How is it possible to solve a second degree polynomial combined with a modulo? I have two equations: a second degree polynomial and one with a modulo. There are two variables: $ x, y \in \mathbb{R}$; $ x, y \geq 0 $, and four constants, which have a known value: $a, b, c, d \in \mathbb{R}$. The two equations:
$$ y = ax^2 + bx + c $$
$$ d \equiv y \ ( \bmod 1 ) $$
I am looking for the lowest $y$, which solves these equations.
Note: The modulo operator used here is defined on real numbers. So $y \ ( \bmod 1 )$ means the fractional part of $y$.

What I tried so far:
I introduced a new variable $ z \in \mathbb{N} $, and changed the second equation to this:
$$ d + z = y $$
After that I tried to solve the second degree polynomial like this:
$$ 0 = ax^2 + bx + c-(d+z) $$
$$ x_{1,2} = \frac{-b \pm \sqrt{b^2 - 4a(c-d-z)} }{2a} $$
I don't know, how to progress further, and get out the $z$ from the square root. My method does not seem to lead to anything.
 A: You need $a \gt 0$ to make the parabola open upward.  We can start by ignoring the constraint from $d$ and find the vertex of the parabola, which gives the minimum $y$ on it.  Now round up to the next $y$ above the minimum that satisfies the $d$ constraint.  Unless the vertex satisfies the $d$ constraint, there will be two values of $x$ that give the minimum $y$.  Use the quadratic formula with the $y$ you found and you are done.  
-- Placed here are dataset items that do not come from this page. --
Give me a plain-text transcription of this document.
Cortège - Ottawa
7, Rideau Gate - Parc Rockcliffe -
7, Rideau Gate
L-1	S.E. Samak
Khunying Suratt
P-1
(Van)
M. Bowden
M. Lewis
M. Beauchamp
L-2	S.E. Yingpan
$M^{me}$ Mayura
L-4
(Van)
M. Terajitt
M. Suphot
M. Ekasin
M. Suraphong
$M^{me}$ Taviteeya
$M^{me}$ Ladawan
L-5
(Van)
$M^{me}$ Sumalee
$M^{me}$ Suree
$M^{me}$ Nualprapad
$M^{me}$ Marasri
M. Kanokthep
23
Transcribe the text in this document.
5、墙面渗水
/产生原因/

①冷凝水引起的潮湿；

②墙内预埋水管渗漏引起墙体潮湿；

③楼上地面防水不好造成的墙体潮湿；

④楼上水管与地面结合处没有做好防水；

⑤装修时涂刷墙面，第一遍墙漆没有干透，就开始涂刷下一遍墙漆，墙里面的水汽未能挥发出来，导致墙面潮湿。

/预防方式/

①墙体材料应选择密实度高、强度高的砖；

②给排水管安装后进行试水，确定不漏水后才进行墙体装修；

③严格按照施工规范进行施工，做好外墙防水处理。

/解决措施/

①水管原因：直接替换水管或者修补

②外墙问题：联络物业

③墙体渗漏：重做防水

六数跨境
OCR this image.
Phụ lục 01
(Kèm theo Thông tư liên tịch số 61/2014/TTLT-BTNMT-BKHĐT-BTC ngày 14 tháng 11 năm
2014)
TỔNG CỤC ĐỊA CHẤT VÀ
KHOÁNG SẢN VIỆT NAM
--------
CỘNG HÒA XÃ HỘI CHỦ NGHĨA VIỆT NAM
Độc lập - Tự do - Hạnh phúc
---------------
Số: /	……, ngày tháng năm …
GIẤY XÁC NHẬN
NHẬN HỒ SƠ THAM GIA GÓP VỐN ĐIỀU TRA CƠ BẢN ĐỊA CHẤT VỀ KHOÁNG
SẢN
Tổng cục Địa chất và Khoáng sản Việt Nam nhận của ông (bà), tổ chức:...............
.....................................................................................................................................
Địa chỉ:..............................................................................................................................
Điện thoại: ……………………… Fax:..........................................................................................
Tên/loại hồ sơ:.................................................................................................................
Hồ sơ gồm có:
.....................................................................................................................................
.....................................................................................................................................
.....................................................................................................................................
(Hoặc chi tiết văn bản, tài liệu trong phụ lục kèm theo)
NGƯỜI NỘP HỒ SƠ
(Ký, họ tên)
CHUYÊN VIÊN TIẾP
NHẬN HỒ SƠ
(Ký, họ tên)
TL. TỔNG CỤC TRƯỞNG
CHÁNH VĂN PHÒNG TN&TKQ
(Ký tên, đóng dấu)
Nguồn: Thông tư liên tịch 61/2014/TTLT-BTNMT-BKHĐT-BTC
As an example, let $y=x^2+3, d=0.1$.  The vertex of the parabola is at $y=3$.  Rounding up gives $y=3.1$ and the two $x$ values are $\pm \sqrt {0.1}$  
The above works if you don't have the requirement $x,y \ge 0$.  If the vertex is to the right of the $y$ axis you will have at least one $x \ge 0$.  If the vertex is additionally below the $x$ axis the minimum $y$ is $d$, so solve the quadratic formula to get $x$.  If the vertex is to the left of the $y$ axis the parabola is monotonically increasing for $x \ge 0$.  You have the point $(0,c)$ on the parabola.  If $c \le 0$ the minimum $y$ allowed is $d$.  If $c \ge 0$ round up from $c$ to the next value that satisfies the $d$ constraint.